|John and Gerry's Orchids of Britain and Europe|
|Home||Back to Dactylorhiza species||Links|
Dactylorhiza purpurella ssp cambrensis
D. cambrensis is a marsh orchid first described from Wales in 1961 and known by several synonyms which variously ascribe it full species, sub species or simple varietal status.
This is a taxon whose range isn't fully understood, not least because of its geographically similar distribution and morphological resemblance to D. purpurella. An additional complication, common when attempting to distinguish many Dactylorhiza species, is that of hybridization and perhaps more relevantly, gene introgression over many years. The distribution of D. cambrensis is centred on the north and west coast of Wales but is also reported from the north of both England and Scotland, though these non Welsh populations are treated with a degree of circumspection by some authorities.

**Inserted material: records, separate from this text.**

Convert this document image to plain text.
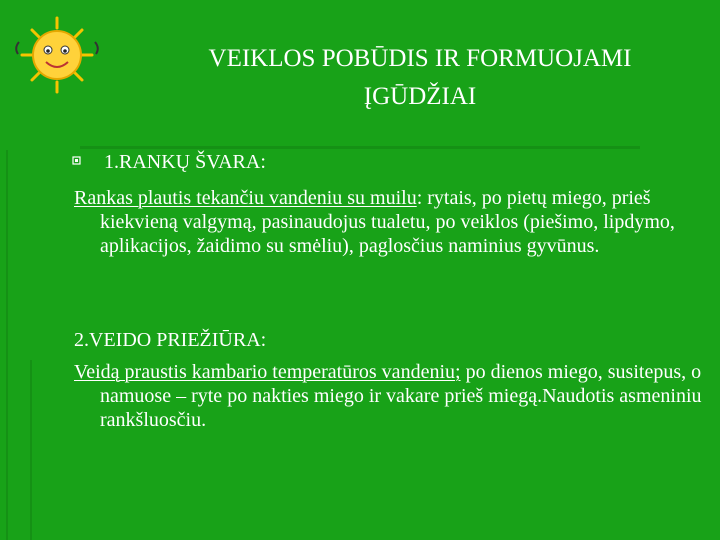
VEIKLOS POBŪDIS IR FORMUOJAMI
ĮGŪDŽIAI
1.RANKŲ ŠVARA:
Rankas plautis tekančiu vandeniu su muilu: rytais, po pietų miego, prieš kiekvieną valgymą, pasinaudojus tualetu, po veiklos (piešimo, lipdymo, aplikacijos, žaidimo su smėliu), paglosčius naminius gyvūnus.
2.VEIDO PRIEŽIŪRA:
Veidą praustis kambario temperatūros vandeniu; po dienos miego, susitepus, o namuose – ryte po nakties miego ir vakare prieš miegą.Naudotis asmeniniu rankšluosčiu.
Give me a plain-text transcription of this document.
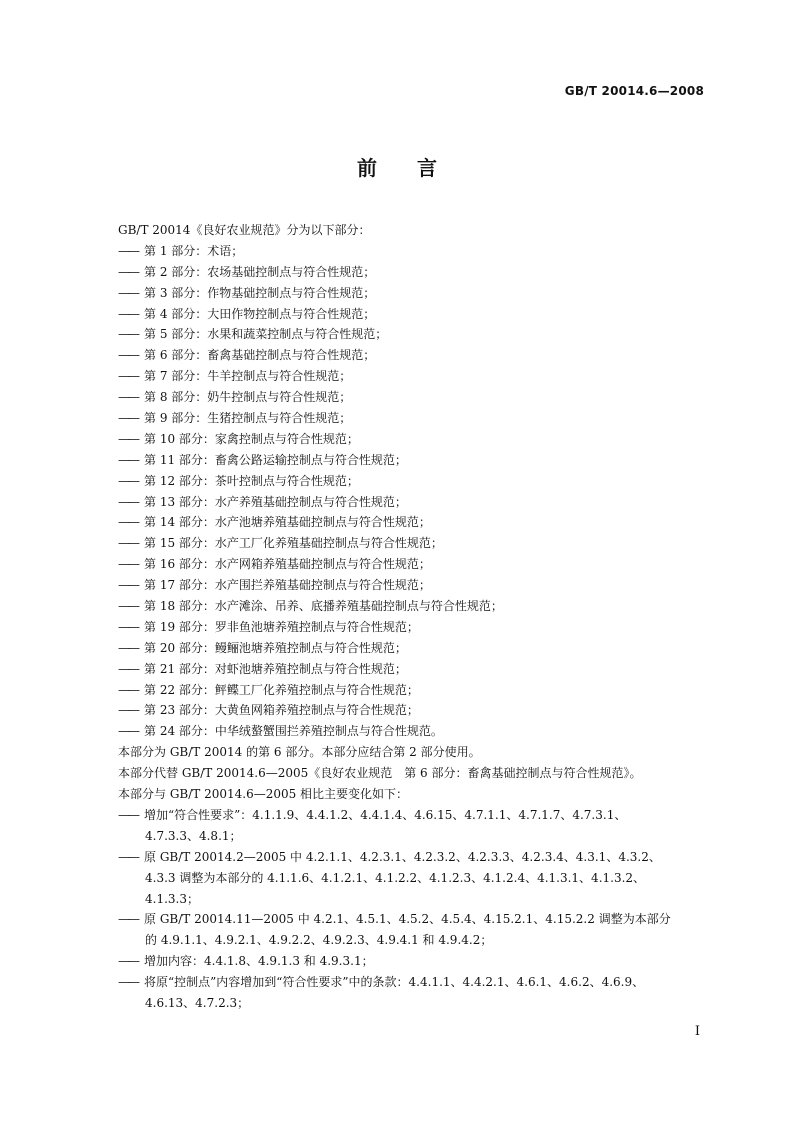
GB/T 20014.6—2008
前言
GB/T 20014《良好农业规范》分为以下部分：
—— 第 1 部分：术语；
—— 第 2 部分：农场基础控制点与符合性规范；
—— 第 3 部分：作物基础控制点与符合性规范；
—— 第 4 部分：大田作物控制点与符合性规范；
—— 第 5 部分：水果和蔬菜控制点与符合性规范；
—— 第 6 部分：畜禽基础控制点与符合性规范；
—— 第 7 部分：牛羊控制点与符合性规范；
—— 第 8 部分：奶牛控制点与符合性规范；
—— 第 9 部分：生猪控制点与符合性规范；
—— 第 10 部分：家禽控制点与符合性规范；
—— 第 11 部分：畜禽公路运输控制点与符合性规范；
—— 第 12 部分：茶叶控制点与符合性规范；
—— 第 13 部分：水产养殖基础控制点与符合性规范；
—— 第 14 部分：水产池塘养殖基础控制点与符合性规范；
—— 第 15 部分：水产工厂化养殖基础控制点与符合性规范；
—— 第 16 部分：水产网箱养殖基础控制点与符合性规范；
—— 第 17 部分：水产围拦养殖基础控制点与符合性规范；
—— 第 18 部分：水产滩涂、吊养、底播养殖基础控制点与符合性规范；
—— 第 19 部分：罗非鱼池塘养殖控制点与符合性规范；
—— 第 20 部分：鳗鲡池塘养殖控制点与符合性规范；
—— 第 21 部分：对虾池塘养殖控制点与符合性规范；
—— 第 22 部分：鲆鲽工厂化养殖控制点与符合性规范；
—— 第 23 部分：大黄鱼网箱养殖控制点与符合性规范；
—— 第 24 部分：中华绒螯蟹围拦养殖控制点与符合性规范。
本部分为 GB/T 20014 的第 6 部分。本部分应结合第 2 部分使用。
本部分代替 GB/T 20014.6—2005《良好农业规范　第 6 部分：畜禽基础控制点与符合性规范》。
本部分与 GB/T 20014.6—2005 相比主要变化如下：
—— 增加“符合性要求”：4.1.1.9、4.4.1.2、4.4.1.4、4.6.15、4.7.1.1、4.7.1.7、4.7.3.1、
4.7.3.3、4.8.1；
—— 原 GB/T 20014.2—2005 中 4.2.1.1、4.2.3.1、4.2.3.2、4.2.3.3、4.2.3.4、4.3.1、4.3.2、
4.3.3 调整为本部分的 4.1.1.6、4.1.2.1、4.1.2.2、4.1.2.3、4.1.2.4、4.1.3.1、4.1.3.2、
4.1.3.3；
—— 原 GB/T 20014.11—2005 中 4.2.1、4.5.1、4.5.2、4.5.4、4.15.2.1、4.15.2.2 调整为本部分
的 4.9.1.1、4.9.2.1、4.9.2.2、4.9.2.3、4.9.4.1 和 4.9.4.2；
—— 增加内容：4.4.1.8、4.9.1.3 和 4.9.3.1；
—— 将原“控制点”内容增加到“符合性要求”中的条款：4.4.1.1、4.4.2.1、4.6.1、4.6.2、4.6.9、
4.6.13、4.7.2.3；
I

This species is seldom found far from the sea, damp slacks within coastal sand dunes being very much its preferred habitat choice. In these situations it's often found growing alongside its close relative D. purpurella, a species which at first sight can be remarkably similar but one where differences can be detected on closer inspection. D. cambrensis is typically a more robust plant with an inflorescence comprised of a larger number of tightly packed flowers which are noticeably paler than the deep magenta colouration of D. purpurella. The flowers also differ in lip shape, being distinctly tri-lobed as opposed to the diamond shape of D. purpurella. Leaf markings are also a useful indicator with D. cambrensis usually exhibiting strong spotting and/or characteristic dark rings. This feature is however diagnostically unreliable as D. purpurella can also be spotted and conversely D. cambrensis unmarked.
The pictures are from north Wales and date from the beginning of June.